Aside from playing in the house and yard, there are five career tracks (or missions) that the virtual puppie can engage in: crime fighting, rescue operations, fashion diva, politician, and scientist.  Each of these missions have associated venues, and success in each is awarded by relevant doggie items, such as police hats, jackets, and the like.  The missions are actually more about successfully conducting warm-up play sessions and having learned the appropriate skills (chasing, catching, etc..) rather than performing the actual mission which simply returns a simple “success" or “failure" when attempted.

The game features a social networking side that’s somewhat akin to a Twitter feed.  Whenever doggie makes a notable accomplishment, such as completing a mission successfuly, that accomplishment (and associated image) is posted to a global feed and can be seen by anyone online.  Players wanting to keep tabs on each others’ accomplishments can share in a friend feed.  Another aspect of the game’s social networking capabilities is the ability to engage in play dates with others’ pets.  Some dogs may not enjoy each others’ company…and some may fall in love.
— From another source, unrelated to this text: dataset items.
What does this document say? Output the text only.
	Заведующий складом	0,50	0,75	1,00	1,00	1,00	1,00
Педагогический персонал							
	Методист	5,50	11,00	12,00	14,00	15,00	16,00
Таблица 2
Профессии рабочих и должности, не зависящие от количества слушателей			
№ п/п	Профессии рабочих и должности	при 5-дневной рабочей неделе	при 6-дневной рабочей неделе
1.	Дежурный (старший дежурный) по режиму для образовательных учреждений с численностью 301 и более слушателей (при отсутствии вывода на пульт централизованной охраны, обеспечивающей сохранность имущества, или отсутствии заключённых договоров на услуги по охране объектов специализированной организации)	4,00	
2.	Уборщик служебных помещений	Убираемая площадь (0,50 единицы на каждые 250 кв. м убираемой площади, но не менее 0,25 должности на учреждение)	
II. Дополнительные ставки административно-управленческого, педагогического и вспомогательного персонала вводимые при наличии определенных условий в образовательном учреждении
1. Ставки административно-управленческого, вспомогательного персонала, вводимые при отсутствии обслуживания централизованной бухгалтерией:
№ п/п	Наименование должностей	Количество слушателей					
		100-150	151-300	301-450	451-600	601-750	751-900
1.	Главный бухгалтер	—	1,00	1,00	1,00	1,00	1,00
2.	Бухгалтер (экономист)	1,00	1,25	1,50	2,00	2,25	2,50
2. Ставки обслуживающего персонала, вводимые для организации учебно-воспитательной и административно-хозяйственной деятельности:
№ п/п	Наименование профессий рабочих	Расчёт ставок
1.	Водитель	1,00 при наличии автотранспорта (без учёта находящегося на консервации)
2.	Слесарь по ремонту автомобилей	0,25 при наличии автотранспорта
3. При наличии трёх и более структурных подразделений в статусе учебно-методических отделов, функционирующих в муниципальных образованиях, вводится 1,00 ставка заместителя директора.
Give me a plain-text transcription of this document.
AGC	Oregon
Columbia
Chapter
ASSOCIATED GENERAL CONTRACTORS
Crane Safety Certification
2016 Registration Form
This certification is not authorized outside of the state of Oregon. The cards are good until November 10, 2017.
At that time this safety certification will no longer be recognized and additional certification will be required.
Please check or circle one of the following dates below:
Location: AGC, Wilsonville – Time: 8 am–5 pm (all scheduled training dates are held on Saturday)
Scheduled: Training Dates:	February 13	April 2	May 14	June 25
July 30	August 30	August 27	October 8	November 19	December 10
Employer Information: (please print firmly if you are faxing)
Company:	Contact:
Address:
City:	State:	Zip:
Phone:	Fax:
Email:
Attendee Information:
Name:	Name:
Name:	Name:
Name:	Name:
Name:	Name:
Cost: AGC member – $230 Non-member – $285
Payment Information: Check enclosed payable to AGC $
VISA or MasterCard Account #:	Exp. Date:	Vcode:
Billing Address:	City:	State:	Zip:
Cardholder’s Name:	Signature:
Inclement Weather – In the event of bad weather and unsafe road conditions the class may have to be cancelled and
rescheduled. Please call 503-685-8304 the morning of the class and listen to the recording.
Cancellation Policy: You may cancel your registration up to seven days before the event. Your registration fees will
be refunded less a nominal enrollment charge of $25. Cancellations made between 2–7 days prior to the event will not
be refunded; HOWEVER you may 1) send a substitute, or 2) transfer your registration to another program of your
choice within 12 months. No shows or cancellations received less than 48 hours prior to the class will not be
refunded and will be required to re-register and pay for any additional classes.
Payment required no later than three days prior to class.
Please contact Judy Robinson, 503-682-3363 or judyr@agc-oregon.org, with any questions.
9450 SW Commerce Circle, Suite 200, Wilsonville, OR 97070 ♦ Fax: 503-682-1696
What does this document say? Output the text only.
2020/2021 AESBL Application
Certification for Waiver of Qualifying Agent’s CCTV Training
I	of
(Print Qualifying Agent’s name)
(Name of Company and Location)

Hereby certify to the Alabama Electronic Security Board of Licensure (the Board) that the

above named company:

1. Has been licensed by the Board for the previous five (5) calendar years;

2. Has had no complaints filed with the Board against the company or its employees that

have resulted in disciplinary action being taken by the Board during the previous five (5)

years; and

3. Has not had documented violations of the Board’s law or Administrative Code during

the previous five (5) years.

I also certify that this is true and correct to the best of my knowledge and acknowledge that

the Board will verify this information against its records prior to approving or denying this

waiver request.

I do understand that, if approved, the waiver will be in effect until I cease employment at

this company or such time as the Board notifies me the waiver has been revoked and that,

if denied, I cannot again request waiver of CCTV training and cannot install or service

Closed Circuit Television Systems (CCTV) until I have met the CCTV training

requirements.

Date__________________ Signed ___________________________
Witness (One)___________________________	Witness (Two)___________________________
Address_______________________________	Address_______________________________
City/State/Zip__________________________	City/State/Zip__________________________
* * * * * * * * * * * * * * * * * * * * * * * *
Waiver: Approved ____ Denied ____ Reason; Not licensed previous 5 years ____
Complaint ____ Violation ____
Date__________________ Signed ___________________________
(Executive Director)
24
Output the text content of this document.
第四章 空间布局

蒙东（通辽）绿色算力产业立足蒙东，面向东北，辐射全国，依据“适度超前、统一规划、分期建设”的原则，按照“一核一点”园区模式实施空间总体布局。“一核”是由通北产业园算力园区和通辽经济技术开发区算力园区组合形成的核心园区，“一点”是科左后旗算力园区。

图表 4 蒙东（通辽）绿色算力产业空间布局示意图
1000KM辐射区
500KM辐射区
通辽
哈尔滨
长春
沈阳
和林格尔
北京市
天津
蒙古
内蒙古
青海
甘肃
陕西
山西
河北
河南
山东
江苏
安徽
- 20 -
What impressed us most about Touch Pets Dogs is the artificial intelligence driving the virtual pets.  The learning process is convincing and the dogs really do seem to have their own personality.  Anyone relating to the genre will have little trouble forming an emotional bond with the onscreen canine.

We captured a gameplay video of Plummer playing the latest build, walking us through some of the game’s features.

[ Full HD version | Low Bandwidth version ]


livefiretechdemo031709jpgWe also had a chance to play more than a few rounds of LiveFire deathmatch. 

The demo builds on the 2G iPod touch showed an impressively high framerate with very smooth 3D animation in the 3-person game we played. 

While we played over the studio’s WiFi networks, Plummer tells us that gameplay over the 3G networks is just as responsive, thanks to the heavy customizations ngmoco has made to the Quake 3 engine upon which the game is based.

The game’s controls are modeled closely after those of Dropship; left and right thumbs control movement and view angle, not at a fixed point onscreen, but outward from an origina tap anywhere on the left and right sides of the screen.  It works well and feels comfortable. The game will focus on versions of online deathmatch play rather than single-player modes.

I think most telling is the fact that, even with this early build, we got lost in playing the game against each other — well after the demo portion of our meeting with ngmoco was over.

We don’t have an exact release date on either title, but Touch Pets Dogs is expected in the spring.